On Thursday, the retailer’s original home at Seventh Avenue and 17th Street will be auctioned off in federal bankruptcy court at the Custom House. Like Barneys itself, the auction is open to the public but accessible only to the wealthy: Qualified bidders must bring a certified check for $2.3 million. That’s 10 percent of the $23 million floor that Aetna, which holds the building’s defaulted mortgage, reportedly has set. (Aetna refused to comment.)
On July 22, Argent Ventures signed a contract for that amount – including a $550,000 “break-up” fee in case of a “higher better” bid. Argent has pulled out, but Andrew Penson, its managing director, says the firm will attend the auction.

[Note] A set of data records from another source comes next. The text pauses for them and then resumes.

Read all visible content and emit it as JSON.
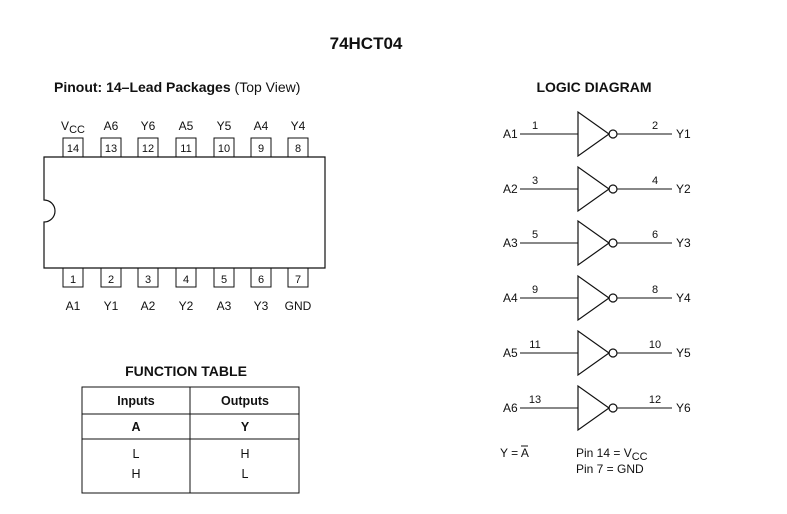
{
  "title": "74HCT04",
  "pinout": {
    "heading_bold": "Pinout: 14–Lead Packages",
    "heading_light": " (Top View)",
    "top_pins": [
      {
        "label": "VCC",
        "number": "14"
      },
      {
        "label": "A6",
        "number": "13"
      },
      {
        "label": "Y6",
        "number": "12"
      },
      {
        "label": "A5",
        "number": "11"
      },
      {
        "label": "Y5",
        "number": "10"
      },
      {
        "label": "A4",
        "number": "9"
      },
      {
        "label": "Y4",
        "number": "8"
      }
    ],
    "bottom_pins": [
      {
        "label": "A1",
        "number": "1"
      },
      {
        "label": "Y1",
        "number": "2"
      },
      {
        "label": "A2",
        "number": "3"
      },
      {
        "label": "Y2",
        "number": "4"
      },
      {
        "label": "A3",
        "number": "5"
      },
      {
        "label": "Y3",
        "number": "6"
      },
      {
        "label": "GND",
        "number": "7"
      }
    ]
  },
  "logic_diagram": {
    "heading": "LOGIC DIAGRAM",
    "gates": [
      {
        "input": "A1",
        "input_pin": "1",
        "output": "Y1",
        "output_pin": "2"
      },
      {
        "input": "A2",
        "input_pin": "3",
        "output": "Y2",
        "output_pin": "4"
      },
      {
        "input": "A3",
        "input_pin": "5",
        "output": "Y3",
        "output_pin": "6"
      },
      {
        "input": "A4",
        "input_pin": "9",
        "output": "Y4",
        "output_pin": "8"
      },
      {
        "input": "A5",
        "input_pin": "11",
        "output": "Y5",
        "output_pin": "10"
      },
      {
        "input": "A6",
        "input_pin": "13",
        "output": "Y6",
        "output_pin": "12"
      }
    ],
    "equation_left": "Y = ",
    "equation_bar": "A",
    "pin14_prefix": "Pin 14 = V",
    "pin14_sub": "CC",
    "pin7": "Pin 7 = GND"
  },
  "function_table": {
    "heading": "FUNCTION TABLE",
    "group_headers": [
      "Inputs",
      "Outputs"
    ],
    "col_headers": [
      "A",
      "Y"
    ],
    "rows": [
      [
        "L",
        "H"
      ],
      [
        "H",
        "L"
      ]
    ]
  }
}
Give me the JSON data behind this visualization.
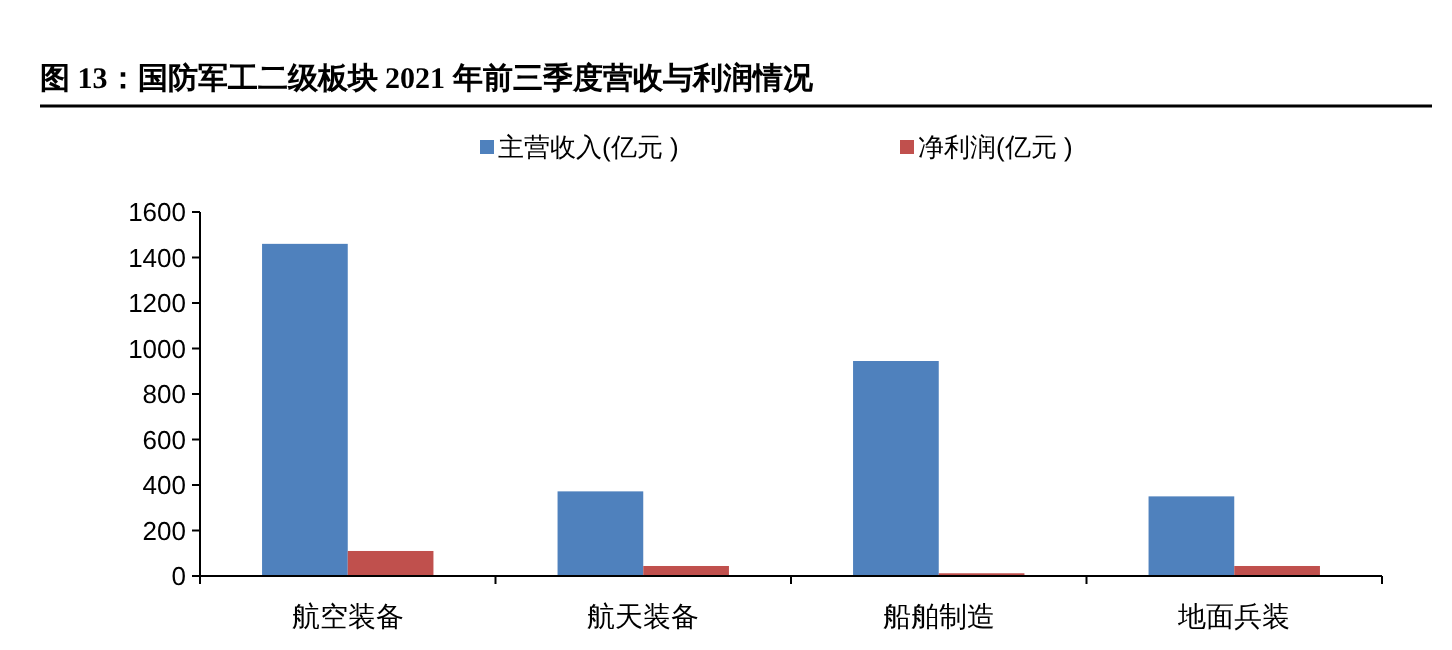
{
  "chart_data": {
    "type": "bar",
    "title": "图 13：国防军工二级板块 2021 年前三季度营收与利润情况",
    "categories": [
      "航空装备",
      "航天装备",
      "船舶制造",
      "地面兵装"
    ],
    "series": [
      {
        "name": "主营收入(亿元 )",
        "color": "#4f81bd",
        "values": [
          1460,
          372,
          945,
          350
        ]
      },
      {
        "name": "净利润(亿元 )",
        "color": "#c0504d",
        "values": [
          110,
          44,
          12,
          44
        ]
      }
    ],
    "ylim": [
      0,
      1600
    ],
    "yticks": [
      0,
      200,
      400,
      600,
      800,
      1000,
      1200,
      1400,
      1600
    ],
    "legend": "top",
    "grid": false
  }
}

According to Marvin Bloom, of Keen Realty Consultants, who is overseeing the auction, nearly 200 parties have inquired about the property. The Witkoff Group’s Steven Witkoff says he’s “looking very hard at the site.” David Goldstein, of Julien J. Studley, will bid on behalf of an unnamed university. Bruce Eichner, of Continuum, is considering the site. And sources at Vornado report that the secretive real-estate-investment trust will also bid. “The problem,” says Witkoff, “is there’s a whole gamut of potential uses for the site, and we haven’t figured out which is the best one.”
Right: potential. It’s actually a warren of five-to-seven-story buildings totaling 109,000 square feet of space. At $23 million, that comes to $200 per square foot – inconceivable only a year ago. “For the right scheme of lofts,” says Ron Cohen, of Insignia-ESG, “$500 per foot is now possible. But $200 is tops for raw space.” Still, some are still guessing the property could fetch a heady $30 million.
Furthermore, the Planning Commission – in a compromise to preserve west Chelsea – will be “upzoning” the area east of Eighth, allowing a new owner to expand the building’s floor space up to 25 percent.
But can such a big purchase turn a profit? “At $200 a foot starting,” says Leslie Himmel, a partner at Himmel and Meringoff Properties, “unless you can put a big- box retailer in there or do residential conversion, I don’t really think you can make it work.” “Redevelopment is a fairly costly endeavor,” warns Robert Skolnick, Jack Parker Corporation’s vice president, “and I’m just not sure there’s enough square footage to make it work out.”
Worse, perhaps, is the much-discussed possibility that the current real-estate market will soon sour, as it did in 1987 (though, as Julien Studley notes, “this cycle is different from others. In 1987, offices and apartment buildings were in oversupply, and the banks were loaning improvidently”).
But even storm clouds on the horizon may not darken the prospects for such a prized property in such an overblown market. For as anyone who’s ever gone on a shopping spree at the 61st Street store – and awakened the next day with a headache and a sore credit card – can attest, a dazzlingly high price can sometimes overwhelm a shopper’s better judgment.